Question

1. reinforce the graph of the parent function rule f(x) (the solid blue line) has been transformed to create the graph of a new function rule af(x - h)+k (the dashed blue line). using the answer choices provided, fill in the blanks to complete true statements about the values of a, h, and k.

wider narrower a > 1 a is negative 0 < a < 1 |a| > 1
left right negative positive up down

a: the transformed function graph is ____ than the original graph, so ____.
h: the transformed function graph is shifted to the ____, so h is ____.
k: the transformed function graph is shifted ____, so k is ____.

Explanation:

Step1: Analyze the value of a

If \(|a|> 1\), the graph of \(y = af(x)\) is narrower than the graph of \(y = f(x)\). If \(0 < a<1\), the graph of \(y=af(x)\) is wider than the graph of \(y = f(x)\). Looking at the graph, the transformed - function graph is wider than the original graph, so \(0 < a<1\).

Step2: Analyze the value of h

The transformation \(y = f(x - h)\) shifts the graph of \(y = f(x)\) to the right if \(h>0\) and to the left if \(h < 0\).

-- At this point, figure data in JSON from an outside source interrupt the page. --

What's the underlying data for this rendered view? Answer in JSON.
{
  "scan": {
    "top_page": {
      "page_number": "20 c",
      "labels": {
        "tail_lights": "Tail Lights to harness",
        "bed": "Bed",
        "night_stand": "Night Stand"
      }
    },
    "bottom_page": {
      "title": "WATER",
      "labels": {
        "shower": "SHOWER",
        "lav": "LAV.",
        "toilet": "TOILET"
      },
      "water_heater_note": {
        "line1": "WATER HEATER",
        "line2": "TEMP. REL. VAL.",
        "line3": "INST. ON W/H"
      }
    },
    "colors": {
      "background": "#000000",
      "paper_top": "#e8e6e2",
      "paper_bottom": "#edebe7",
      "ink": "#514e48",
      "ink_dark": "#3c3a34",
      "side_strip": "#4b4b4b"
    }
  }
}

The transformed - function graph is shifted to the right, so \(h\) is positive.

Step3: Analyze the value of k

The transformation \(y=f(x)+k\) shifts the graph of \(y = f(x)\) up if \(k>0\) and down if \(k < 0\). The transformed - function graph is shifted down, so \(k\) is negative.

Answer:

a: wider; \(0 < a<1\)
h: right; positive
k: down; negative